To assure that all were connected, the law appropriated $65 billion to broadband. Congress devoted most of the funds to network deployments in unserved and underserved areas, but there was another $14.25 billion allocated to the ACP to assure that broadband would be affordable to all. The program is projected exhaust all its funds sometime in the first half of 2024.
The end of the program would be a disaster for families who generally have little savings or discretionary income and will suddenly face monthly broadband charges of $30 or more. It would also rob the broader economy of an opportunity to grow faster due to universal connectivity. As demonstrated by a 2021 study on the employment effects of subsidized broadband for low-income Americans, such programs increase employment rates and earnings of eligible individuals due to greater labor force participation and decreased probability of unemployment, with a benefit of $2,200 annually for low-income households.
Ending the program would also limit the enormous potential for savings in critical services that broadband can deliver. For example, in health care, data from Cigna Healthcare shows that patients save an average of $93 when using non-urgent virtual care instead of an in-person visit. Similarly, patients save an average of $120 when the virtual visit involves a specialist, and $141 with a virtual urgent-care clinic over an in-person one. Given that the Medicaid-eligible population and the ACP-eligible population overlap significantly, the savings for the government in assuring all can afford telehealth likely pays for itself.
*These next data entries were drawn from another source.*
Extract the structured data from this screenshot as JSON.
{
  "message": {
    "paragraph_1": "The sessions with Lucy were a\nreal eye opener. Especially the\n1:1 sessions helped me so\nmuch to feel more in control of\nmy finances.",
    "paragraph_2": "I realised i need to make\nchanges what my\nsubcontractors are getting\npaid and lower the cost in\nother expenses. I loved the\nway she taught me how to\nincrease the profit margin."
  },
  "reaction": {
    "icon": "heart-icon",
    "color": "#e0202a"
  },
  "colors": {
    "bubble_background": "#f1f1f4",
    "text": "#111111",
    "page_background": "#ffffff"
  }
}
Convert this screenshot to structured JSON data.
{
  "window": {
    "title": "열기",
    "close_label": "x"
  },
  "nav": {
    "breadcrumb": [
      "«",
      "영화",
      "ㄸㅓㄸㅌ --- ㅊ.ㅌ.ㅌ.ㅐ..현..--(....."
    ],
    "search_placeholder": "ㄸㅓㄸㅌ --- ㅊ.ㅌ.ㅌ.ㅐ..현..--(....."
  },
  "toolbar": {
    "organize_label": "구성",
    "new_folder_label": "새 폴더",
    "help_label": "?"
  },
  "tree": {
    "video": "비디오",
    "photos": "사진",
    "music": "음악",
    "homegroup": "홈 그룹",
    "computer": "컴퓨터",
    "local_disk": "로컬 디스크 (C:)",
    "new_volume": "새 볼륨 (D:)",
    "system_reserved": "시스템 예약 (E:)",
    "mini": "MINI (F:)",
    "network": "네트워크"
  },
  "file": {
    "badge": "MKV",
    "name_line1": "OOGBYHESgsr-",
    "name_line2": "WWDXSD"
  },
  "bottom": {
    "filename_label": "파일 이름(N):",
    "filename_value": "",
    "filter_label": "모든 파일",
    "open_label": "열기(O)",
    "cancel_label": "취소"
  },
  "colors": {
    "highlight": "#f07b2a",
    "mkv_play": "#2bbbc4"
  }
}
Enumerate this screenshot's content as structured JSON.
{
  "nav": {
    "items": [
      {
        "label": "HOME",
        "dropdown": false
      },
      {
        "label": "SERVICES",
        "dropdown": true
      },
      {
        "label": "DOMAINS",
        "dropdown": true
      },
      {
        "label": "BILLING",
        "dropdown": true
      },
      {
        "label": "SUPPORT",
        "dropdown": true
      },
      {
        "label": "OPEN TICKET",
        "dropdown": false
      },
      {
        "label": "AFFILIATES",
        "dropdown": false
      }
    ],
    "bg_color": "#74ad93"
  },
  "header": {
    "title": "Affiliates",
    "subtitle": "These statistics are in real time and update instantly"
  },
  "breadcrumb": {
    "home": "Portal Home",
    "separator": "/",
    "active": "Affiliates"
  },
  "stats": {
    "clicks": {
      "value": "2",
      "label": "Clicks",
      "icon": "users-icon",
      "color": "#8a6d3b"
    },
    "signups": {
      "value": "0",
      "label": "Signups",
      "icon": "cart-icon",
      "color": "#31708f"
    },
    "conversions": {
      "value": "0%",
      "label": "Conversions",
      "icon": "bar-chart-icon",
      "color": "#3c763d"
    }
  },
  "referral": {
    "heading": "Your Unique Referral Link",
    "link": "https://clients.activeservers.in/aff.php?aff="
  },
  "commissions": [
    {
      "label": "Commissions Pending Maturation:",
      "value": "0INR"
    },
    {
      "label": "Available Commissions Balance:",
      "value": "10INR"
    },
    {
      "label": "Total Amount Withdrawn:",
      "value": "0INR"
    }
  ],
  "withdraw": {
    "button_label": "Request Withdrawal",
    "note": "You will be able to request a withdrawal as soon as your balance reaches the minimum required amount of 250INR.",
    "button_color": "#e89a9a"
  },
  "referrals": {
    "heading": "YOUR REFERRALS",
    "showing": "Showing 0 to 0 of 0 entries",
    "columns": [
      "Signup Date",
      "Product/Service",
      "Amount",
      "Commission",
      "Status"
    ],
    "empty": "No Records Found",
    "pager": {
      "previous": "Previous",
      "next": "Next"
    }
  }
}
In addition, as Brookings Metro has previously noted, widespread broadband access also leads to improved outcomes in education, jobs, and social services, which would be lost if the ACP elapses.
The ACP’s expiration will also create problems for the Broadband Equity, Access, and Deployment (BEAD) Program—the $42.5 billion network deployment program Congress created in the IIJA. A study reviewing the ACP’s impact on BEAD concluded that it reduces the subsidy needed to incentivize providers to build in rural areas by 25% per household, writing: “The existence of ACP, which subsidizes subscriber service fees up to $360 per year, reduces the per-household subsidy required to incentivize ISP investment by $500, generating benefit for the government and increasing the market attractiveness for new entrants and incumbent providers.” As the National Urban League has observed, that study demonstrates that “if Congress fails to reauthorize ACP, the federal government likely will end up overpaying for broadband deployments. As a result, the federal dollars will end up funding deployments to significantly fewer unserved and underserved homes and businesses.”
The obvious solution is for Congress to continue funding the program. That is possible, as it enjoys bipartisan support.